Comment by addaon
4 days ago
You can ask it "why", and it gives a probable English string that could reasonably explain why, had a developer written that code, they made certain choices; but there's no causal link between that and the actual code generation process that was previously used, is there? As a corollary, if Model A generates code, Model A is no better able to explain it than Model B.
I think that's right, and not a problem in practice. It's like asking a human why: "because it avoids an allocation" is a more useful response than "because Bob told me I should", even if the latter is the actual cause.
> I think that's right, and not a problem in practice. It's like asking a human why: "because it avoids an allocation" is a more useful response than "because Bob told me I should", even if the latter is the actual cause.
Maybe this is the source of the confusion between us? If I see someone writing overly convoluted code to avoid an allocation, and I ask why, I will take different actions based on those two answers! If I get the answer "because it avoids an allocation," then my role as a reviewer is to educate the code author about the trade-off space, make sure that the trade-offs they're choosing are aligned with the team's value assessments, and help them make more-aligned choices in the future. If I get the answer "because Bob told me I should," then I need to both address the command chain issues here, and educate /Bob/. An answer is "useful" in that it allows me to take the correct action to get the PR to the point that it can be submitted, and prevents me from having to make the same repeated effort on future PRs... and truth actually /matters/ for that.
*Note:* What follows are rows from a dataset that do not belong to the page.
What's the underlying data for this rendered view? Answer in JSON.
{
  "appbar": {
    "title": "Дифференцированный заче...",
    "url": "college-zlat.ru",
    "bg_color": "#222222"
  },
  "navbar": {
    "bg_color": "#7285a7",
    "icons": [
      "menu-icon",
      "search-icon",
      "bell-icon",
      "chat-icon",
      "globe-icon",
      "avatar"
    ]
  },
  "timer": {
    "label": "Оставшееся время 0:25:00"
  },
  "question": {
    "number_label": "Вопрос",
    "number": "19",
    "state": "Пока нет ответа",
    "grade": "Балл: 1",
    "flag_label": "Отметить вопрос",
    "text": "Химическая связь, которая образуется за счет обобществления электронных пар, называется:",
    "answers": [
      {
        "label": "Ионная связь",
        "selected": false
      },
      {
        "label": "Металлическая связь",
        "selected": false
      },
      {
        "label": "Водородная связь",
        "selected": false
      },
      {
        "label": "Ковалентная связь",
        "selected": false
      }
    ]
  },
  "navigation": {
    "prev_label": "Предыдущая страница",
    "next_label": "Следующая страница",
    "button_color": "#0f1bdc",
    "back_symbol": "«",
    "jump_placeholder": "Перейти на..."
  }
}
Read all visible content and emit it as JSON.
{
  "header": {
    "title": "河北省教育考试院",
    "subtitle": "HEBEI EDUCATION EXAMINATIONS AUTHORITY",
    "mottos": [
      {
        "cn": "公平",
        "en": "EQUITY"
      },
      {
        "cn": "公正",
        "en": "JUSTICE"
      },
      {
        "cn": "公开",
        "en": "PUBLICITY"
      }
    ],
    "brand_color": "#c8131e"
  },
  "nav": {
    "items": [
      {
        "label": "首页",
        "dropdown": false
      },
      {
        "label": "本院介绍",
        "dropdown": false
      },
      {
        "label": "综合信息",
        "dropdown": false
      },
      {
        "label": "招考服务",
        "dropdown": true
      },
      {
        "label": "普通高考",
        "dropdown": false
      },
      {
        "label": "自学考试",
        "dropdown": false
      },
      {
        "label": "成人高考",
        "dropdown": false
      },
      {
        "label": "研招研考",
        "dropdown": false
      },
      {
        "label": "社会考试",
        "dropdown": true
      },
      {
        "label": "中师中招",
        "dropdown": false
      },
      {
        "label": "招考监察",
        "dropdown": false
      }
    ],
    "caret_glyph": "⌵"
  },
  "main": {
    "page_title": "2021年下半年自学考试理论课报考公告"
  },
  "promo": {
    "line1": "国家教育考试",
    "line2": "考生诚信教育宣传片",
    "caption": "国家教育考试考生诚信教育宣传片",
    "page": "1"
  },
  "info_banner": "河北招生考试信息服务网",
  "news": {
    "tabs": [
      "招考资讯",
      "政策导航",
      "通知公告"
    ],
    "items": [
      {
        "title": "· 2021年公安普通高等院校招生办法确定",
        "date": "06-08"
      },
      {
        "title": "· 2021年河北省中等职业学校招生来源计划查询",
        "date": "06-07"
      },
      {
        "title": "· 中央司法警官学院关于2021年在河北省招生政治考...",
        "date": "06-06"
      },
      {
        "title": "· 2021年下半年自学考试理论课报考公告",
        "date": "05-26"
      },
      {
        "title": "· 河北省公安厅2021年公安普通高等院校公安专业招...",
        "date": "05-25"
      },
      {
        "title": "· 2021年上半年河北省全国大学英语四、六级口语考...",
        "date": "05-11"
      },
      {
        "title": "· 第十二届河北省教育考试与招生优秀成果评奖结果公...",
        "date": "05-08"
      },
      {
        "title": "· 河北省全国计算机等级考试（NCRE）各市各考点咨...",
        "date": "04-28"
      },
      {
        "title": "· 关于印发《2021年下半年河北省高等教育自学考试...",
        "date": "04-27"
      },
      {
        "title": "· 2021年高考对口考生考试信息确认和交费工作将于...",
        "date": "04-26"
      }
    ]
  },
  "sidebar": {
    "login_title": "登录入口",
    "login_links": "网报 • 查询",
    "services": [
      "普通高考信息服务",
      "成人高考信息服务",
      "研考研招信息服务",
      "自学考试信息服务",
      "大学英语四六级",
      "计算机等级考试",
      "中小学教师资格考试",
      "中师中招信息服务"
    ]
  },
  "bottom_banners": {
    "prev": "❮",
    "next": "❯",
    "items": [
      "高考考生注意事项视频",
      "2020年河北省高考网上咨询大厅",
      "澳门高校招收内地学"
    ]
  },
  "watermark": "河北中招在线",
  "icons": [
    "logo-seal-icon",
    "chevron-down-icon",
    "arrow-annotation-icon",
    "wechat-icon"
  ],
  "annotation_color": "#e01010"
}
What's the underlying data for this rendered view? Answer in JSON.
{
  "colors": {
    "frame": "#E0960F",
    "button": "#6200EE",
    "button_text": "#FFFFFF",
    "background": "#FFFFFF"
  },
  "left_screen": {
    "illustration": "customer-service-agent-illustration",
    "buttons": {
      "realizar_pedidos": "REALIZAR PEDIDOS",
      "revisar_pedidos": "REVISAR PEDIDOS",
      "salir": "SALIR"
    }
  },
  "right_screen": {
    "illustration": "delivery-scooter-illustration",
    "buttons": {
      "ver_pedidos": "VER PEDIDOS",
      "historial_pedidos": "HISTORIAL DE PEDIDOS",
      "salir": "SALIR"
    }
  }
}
Similarly, if an LLM gives an answer about "why" it made a decision that I don't want in my code base that has no causal link to the actual process of generating the code, it doesn't give me anything to work with to prevent it happening next time. I can spend as much effort as I want explaining (and adding to future prompts) the amount of code complexity we're willing to trade off to avoid an allocation in different cases (on the main event loop, etc)... but if that's not part of what fed in to actually making that trade-off, it's a waste of my time, no?
Right. I don't treat the LLM like a colleague at all, it's just a text generator, so I partially agree with your earlier statement:
> it's like reviewing a PR with no trust possible, no opportunity to learn or to teach, and no possibility for insight that will lead to a better code base in the future
The first part is 100% true. There is no trust. I treat any LLM code as toxic waste and its explanations as lies until proven otherwise.
The second part I disagree somewhat. I've learned plenty of things from AI output and analysis. You can't teach it to analyze allocations or code complexity, but you can feed it guidelines or samples of code in a certain style and that can be quite effective at nudging it towards similar output. Sometimes that doesn't work, and that's fine, it can still be a big time saver to have the LLM output as a starting point and tweak it (manually, or by giving the agent additional instructions).